106. A Sagrada Escritura apresenta, inequivocamente, Deus como fonte de todo esplendor e beleza. O Antigo Testamento mostra a criação, com o ser humano em seu ápice, como coisa boa e bela, não tanto no sentido da ordem e da harmonia, mas da gratuidade, livre do funcionalismo. Diante da criação, que deve ser admirada e contemplada por si mesma, experimenta-se espanto, êxtase, reações emocionais e afetivas. As obras humanas, como o esplêndido templo de Salomão (1Re 7–8), merecem admiração enquanto ligadas ao Criador.

107. No Novo Testamento, toda a beleza se concentra na pessoa de Jesus Cristo, revelador de Deus e “resplendor da glória do Pai, a expressão do seu ser” (Hb 1,3). Seu Evangelho é fascinante porque é uma Notícia bela, boa, alegre, cheia de esperança. Ele, “cheio de graça e verdade” (Jo 1,14), ao assumir a humanidade, narrou, por meio de parábolas, a beleza da ação de Deus. Em sua relação com as pessoas, disse belas palavras que, com sua eficácia, curam as profundezas da alma: “os teus pecados estão perdoados” (Mc 2,5), “Eu também não te condeno” (Jo 8,11), “De tal modo Deus amou o mundo” (Jo 3,16), “Vinde a mim, todos os que estais cansados e carregados de fardos, e eu vos darei descanso” (Mt 11,28). Ele realizou belas ações: Ele curou, libertou, acompanhou tocando as feridas da humanidade. Suportando a crueldade da sentença de morte como aquele que “não tinha aparência nem beleza” (Is 53,2), Ele foi reconhecido como “o mais belo entre os filhos dos homens” (Sl 45,3). Assim, ele elevou a humanidade, purificada, à glória do Pai, onde Ele mesmo está “à direita da majestade, nas alturas” (Hb 1,3) e assim revelou todo o poder transformador de sua Páscoa.

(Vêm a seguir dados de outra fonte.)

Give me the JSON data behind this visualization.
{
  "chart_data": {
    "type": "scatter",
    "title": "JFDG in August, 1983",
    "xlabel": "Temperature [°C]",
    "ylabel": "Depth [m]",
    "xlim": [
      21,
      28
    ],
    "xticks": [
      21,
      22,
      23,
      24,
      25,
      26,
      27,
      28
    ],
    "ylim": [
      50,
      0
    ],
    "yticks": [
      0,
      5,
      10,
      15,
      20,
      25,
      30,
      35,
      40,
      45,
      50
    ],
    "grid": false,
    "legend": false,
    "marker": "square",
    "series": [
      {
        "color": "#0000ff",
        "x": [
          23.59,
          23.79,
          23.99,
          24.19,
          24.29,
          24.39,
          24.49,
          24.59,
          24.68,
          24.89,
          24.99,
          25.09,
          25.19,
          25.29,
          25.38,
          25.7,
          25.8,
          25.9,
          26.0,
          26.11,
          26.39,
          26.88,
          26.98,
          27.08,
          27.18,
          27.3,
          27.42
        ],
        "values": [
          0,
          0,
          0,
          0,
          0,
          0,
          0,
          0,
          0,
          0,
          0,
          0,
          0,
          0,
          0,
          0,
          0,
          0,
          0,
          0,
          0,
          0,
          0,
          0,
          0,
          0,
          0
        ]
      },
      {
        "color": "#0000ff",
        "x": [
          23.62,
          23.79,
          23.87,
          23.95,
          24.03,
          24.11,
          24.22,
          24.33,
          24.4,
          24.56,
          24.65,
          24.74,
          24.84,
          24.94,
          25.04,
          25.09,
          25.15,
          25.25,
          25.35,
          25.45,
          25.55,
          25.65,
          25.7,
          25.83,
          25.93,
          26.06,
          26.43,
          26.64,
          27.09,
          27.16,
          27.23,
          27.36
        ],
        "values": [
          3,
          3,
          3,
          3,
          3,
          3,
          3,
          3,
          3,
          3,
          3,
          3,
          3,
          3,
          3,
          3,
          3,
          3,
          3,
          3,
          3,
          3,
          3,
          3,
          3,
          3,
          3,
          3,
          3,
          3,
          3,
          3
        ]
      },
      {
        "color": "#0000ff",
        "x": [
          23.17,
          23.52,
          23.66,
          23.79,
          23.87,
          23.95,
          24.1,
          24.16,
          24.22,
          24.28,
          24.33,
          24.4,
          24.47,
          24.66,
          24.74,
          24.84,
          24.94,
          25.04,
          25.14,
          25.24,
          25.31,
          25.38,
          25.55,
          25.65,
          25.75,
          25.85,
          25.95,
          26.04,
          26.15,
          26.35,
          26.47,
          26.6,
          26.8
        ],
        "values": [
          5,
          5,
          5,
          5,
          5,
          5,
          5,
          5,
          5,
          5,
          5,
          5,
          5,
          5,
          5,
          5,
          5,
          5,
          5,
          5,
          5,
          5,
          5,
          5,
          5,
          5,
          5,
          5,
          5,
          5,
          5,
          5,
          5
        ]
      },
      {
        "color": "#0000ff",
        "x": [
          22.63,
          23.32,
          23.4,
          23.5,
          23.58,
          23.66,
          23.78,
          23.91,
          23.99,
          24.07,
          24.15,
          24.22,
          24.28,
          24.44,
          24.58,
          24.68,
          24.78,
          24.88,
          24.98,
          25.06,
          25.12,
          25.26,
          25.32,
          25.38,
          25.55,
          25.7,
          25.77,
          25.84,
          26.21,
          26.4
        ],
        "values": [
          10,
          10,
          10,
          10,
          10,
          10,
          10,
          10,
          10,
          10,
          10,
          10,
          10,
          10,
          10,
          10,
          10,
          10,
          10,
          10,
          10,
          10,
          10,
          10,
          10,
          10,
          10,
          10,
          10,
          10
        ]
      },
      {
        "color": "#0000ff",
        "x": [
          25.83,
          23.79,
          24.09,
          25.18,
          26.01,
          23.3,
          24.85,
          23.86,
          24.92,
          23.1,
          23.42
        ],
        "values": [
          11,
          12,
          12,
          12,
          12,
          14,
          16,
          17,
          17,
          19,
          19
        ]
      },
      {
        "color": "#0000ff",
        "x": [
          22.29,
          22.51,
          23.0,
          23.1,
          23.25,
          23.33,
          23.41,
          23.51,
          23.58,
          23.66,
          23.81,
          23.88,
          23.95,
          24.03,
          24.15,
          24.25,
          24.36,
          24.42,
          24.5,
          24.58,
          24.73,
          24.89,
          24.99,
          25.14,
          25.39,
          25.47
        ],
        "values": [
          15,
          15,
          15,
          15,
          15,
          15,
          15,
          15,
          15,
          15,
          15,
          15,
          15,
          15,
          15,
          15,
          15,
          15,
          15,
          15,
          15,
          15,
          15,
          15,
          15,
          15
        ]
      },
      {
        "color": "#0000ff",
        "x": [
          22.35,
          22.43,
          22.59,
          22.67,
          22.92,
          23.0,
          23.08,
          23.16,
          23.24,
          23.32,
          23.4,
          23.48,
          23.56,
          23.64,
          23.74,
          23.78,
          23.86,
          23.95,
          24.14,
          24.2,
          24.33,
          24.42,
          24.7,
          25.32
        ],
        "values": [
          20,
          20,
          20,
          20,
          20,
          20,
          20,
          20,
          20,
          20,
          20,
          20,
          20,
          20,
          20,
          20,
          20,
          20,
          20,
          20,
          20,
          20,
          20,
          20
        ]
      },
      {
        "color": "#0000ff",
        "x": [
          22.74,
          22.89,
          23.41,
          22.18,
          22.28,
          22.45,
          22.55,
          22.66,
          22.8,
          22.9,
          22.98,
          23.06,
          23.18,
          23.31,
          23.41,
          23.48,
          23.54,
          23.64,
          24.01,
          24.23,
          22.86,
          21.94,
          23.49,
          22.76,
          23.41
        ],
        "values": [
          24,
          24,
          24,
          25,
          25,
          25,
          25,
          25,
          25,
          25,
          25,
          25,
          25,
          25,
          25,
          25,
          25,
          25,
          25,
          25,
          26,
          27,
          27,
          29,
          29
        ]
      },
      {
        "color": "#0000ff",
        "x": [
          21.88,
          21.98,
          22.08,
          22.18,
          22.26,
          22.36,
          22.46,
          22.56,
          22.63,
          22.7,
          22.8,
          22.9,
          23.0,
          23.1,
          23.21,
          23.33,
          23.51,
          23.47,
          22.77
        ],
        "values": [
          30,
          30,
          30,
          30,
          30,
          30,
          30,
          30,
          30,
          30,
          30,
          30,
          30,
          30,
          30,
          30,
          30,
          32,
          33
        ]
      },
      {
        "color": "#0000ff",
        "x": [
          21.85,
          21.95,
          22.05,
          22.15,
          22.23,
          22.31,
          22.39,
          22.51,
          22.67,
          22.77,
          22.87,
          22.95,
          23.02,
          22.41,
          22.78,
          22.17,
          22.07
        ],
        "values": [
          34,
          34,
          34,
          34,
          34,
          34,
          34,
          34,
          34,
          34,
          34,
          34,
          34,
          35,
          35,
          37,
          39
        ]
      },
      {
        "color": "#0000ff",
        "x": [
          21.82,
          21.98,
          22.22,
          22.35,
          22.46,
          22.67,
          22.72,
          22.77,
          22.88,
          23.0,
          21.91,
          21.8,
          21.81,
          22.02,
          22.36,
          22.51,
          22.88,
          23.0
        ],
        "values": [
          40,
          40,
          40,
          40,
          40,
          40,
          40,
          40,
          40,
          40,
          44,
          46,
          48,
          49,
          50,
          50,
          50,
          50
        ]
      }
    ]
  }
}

108. A Igreja, portanto, tem presente que o anúncio do Ressuscitado, para alcançar o coração humano, deve brilhar com bondade, verdade e beleza. Nesse sentido, é necessário “que toda a catequese preste uma especial atenção à ‘via da beleza (via pulchritudinis)’” (EG, n. 167). 57 Toda beleza pode ser um caminho que ajuda o encontro com Deus, mas o critério de sua autenticidade não pode ser apenas o estético. É necessário discernir entre a verdadeira beleza e as formas aparentemente bonitas, mas vazias, ou mesmo nocivas, como o fruto proibido no paraíso terrestre (Gn 3,6). Os critérios se encontram na exortação paulina: “tudo o que é verdadeiro, tudo o que é digno de respeito, tudo o que é justo, tudo o que é puro, tudo o que é amável, tudo o que é honroso, se é virtude ou louvável, nisso pensai” (Fl 4,8).

109. A beleza é sempre e inseparavelmente imbuída da bondade e da verdade. Portanto, contemplar a beleza suscita no ser humano sentimentos de alegria, prazer, ternura, plenitude, significado, abrindo-o ao transcendente. A via da evangelização é a via da beleza e, portanto, toda forma de beleza é a fonte da catequese. Mostrando a primazia da graça, manifestada especialmente na Bem-aventurada Virgem Maria; fazendo conhecer a vida dos santos como verdadeiras testemunhas da beleza da fé; destacando a beleza e o mistério da criação; descobrindo e apreciando o incrível e imenso patrimônio litúrgico e artístico da Igreja; valorizando as mais altas formas de arte contemporânea, a catequese mostra concretamente a infinita beleza de Deus, que também se expressa nas obras humanas (SC, n. 122), e conduz os catequizandos para o belo dom que o Pai fez no seu Filho.



[1] Pontifício Conselho para a Promoção da Nova Evangelização, Diretório para a Catequese. Brasília: Edições CNBB, 2020, pp. 75-84.